Now there is concern among MADD’s rank-and-file that the new leadership could streamline MADD’s administrative practices, but at the same time weaken its effectiveness in the political arena.

“I resent the attack on Candy,” says Marinelle Timmons of Houston, MADD’s Texas state director. “They could have shown her more appreciation for what she did for this country. I have no respect and no trust in our national board. The board’s action has taken an effective grass roots organization and turned it into a structured corporation. MADD’s going to fade into the woodwork, because you can’t have an activist in a structured corporation.”

But Don E. Schaet, recently installed executive director of MADD, says that although the organization will miss Light-ner’s “leadership, charisma and expertise,” there will be no changes in emphasis. “We are a victim’s assistance organization, even though we are perceived as lobbyists. If you’re asking me, ’Is there life after Candy?’ the answer is, there sure is.”

Coming to grips with financial management problems and expanding the membership rolls are right at the top of the new MADD list of priorities. “We’ll be having a membership drive,” says Phillips. “We have 600,000 actual members [who pay $20 minimum annual dues], but there are 7.5 million victims of drunk drivers.”

Phillips says the four new officers have begun a nationwide travel plan to touch base with each of the 367 county MADD chapters. To encourage growth, the new leadership has eliminated the $200 chartering fee for new chapters and will no longer require that local chapters send eight percent of their fiindraising take to the national headquarters. Phillips, whose 24-year-old son was killed by a drunk driver four years ago, says the organization will move to comply with Better Business Bureau standards for charitable solicitations. (A report by the national BBB alleged that MADD spent 70 percent of its budget on fund-raising and management and only 27 percent on program services.)

One of the organization’s major legislative goals for the post-Lightner years will be to codify into law recent federal court decisions, based on old dramshop laws, that have held bartenders financially liable for the accidents of drunk drivers to whom they served alcohol.

Meanwhile, Timmons says MADD chapters all over the country are taking a wait-and-see attitude toward the new leadership. They want to make sure that MADD remains a grass roots organization. To assure this, she says chapter presidents want “chapter majority” representation on the national board of directors, meaning that nine of the 17 board members would be elected by region and from the ranks of chapter leadership. Further, the chapters are demanding a recall procedure to remove any board member.

Candy Lightner may have only a token role in MADD’s future, but the wrath of her vocal supporters remains something the new leadership will continue to handle very carefully.
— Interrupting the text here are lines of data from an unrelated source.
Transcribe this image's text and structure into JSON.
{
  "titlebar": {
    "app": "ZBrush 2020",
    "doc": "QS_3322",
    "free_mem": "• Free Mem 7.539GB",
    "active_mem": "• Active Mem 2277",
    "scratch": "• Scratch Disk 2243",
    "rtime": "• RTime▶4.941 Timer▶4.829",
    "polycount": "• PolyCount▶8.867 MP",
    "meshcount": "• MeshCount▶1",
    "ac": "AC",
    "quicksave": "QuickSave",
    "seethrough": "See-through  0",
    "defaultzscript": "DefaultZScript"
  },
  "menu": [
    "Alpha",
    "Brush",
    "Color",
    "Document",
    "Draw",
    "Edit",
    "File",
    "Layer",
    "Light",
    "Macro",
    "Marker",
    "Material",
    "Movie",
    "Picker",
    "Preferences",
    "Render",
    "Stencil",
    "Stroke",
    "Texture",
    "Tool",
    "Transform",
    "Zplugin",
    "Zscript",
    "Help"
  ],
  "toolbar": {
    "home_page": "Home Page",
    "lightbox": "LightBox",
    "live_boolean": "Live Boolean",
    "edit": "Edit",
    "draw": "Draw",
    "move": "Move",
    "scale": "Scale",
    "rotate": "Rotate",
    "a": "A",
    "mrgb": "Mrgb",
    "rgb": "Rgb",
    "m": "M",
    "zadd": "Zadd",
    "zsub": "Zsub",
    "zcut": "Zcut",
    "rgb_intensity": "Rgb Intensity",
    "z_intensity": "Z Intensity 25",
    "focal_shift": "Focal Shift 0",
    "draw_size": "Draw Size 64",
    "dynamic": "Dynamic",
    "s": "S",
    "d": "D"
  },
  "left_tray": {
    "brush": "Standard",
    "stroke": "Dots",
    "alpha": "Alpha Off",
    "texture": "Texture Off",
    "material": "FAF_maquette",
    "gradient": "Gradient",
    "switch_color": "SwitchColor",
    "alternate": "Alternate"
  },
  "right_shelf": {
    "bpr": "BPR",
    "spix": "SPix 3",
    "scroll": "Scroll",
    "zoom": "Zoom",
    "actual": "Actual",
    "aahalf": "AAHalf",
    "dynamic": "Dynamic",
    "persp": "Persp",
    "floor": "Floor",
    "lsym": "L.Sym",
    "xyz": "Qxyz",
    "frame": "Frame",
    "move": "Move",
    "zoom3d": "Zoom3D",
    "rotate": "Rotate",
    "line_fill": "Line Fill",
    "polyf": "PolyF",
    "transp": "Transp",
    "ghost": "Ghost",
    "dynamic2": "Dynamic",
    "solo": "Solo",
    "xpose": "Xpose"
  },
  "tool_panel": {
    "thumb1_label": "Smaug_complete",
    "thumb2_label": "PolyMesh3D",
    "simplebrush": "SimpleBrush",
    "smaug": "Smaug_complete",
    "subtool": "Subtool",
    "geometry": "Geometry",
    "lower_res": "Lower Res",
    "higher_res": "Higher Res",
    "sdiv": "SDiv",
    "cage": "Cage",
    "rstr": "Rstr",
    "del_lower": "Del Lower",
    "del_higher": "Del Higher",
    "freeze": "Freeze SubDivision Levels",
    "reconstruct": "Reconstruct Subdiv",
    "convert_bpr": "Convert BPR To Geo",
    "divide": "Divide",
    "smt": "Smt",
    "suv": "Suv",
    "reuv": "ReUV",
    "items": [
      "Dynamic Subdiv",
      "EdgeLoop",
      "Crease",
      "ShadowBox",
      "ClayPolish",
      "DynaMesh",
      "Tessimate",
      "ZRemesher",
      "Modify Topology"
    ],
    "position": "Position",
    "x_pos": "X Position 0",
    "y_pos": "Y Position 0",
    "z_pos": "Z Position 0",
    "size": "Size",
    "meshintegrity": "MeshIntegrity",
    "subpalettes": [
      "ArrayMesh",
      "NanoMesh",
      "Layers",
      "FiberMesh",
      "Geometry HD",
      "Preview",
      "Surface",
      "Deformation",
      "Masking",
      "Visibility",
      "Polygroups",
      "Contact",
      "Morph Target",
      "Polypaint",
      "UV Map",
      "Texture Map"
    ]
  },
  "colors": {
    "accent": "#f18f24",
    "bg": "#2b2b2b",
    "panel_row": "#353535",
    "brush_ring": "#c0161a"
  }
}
“We’ve created an awareness of drunk driving that is unbelievable,” says Lightner. “Since 1980, we’ve gotten over 400 drunk driving bills passed nationwide, passed a 21-year-old minimum drinking age at the federal level, eliminated happy hours and caused a 25 percent reduction in the number of drunk driving related deaths.

“But I’m not sure how much longer the momentum on drunk driving will keep up. There’s not much more to do that’s controversial. I tend to enjoy the challenge of controversy.”

What’s next for the hell-raiser from California? “That depends on what day you ask me,” she says. “But mainly I want to be Candy Lightner. I’ve had little time to be a person. I’ve helped create the awareness of drunk driving. Now it’s the public’s responsibility to maintain it.”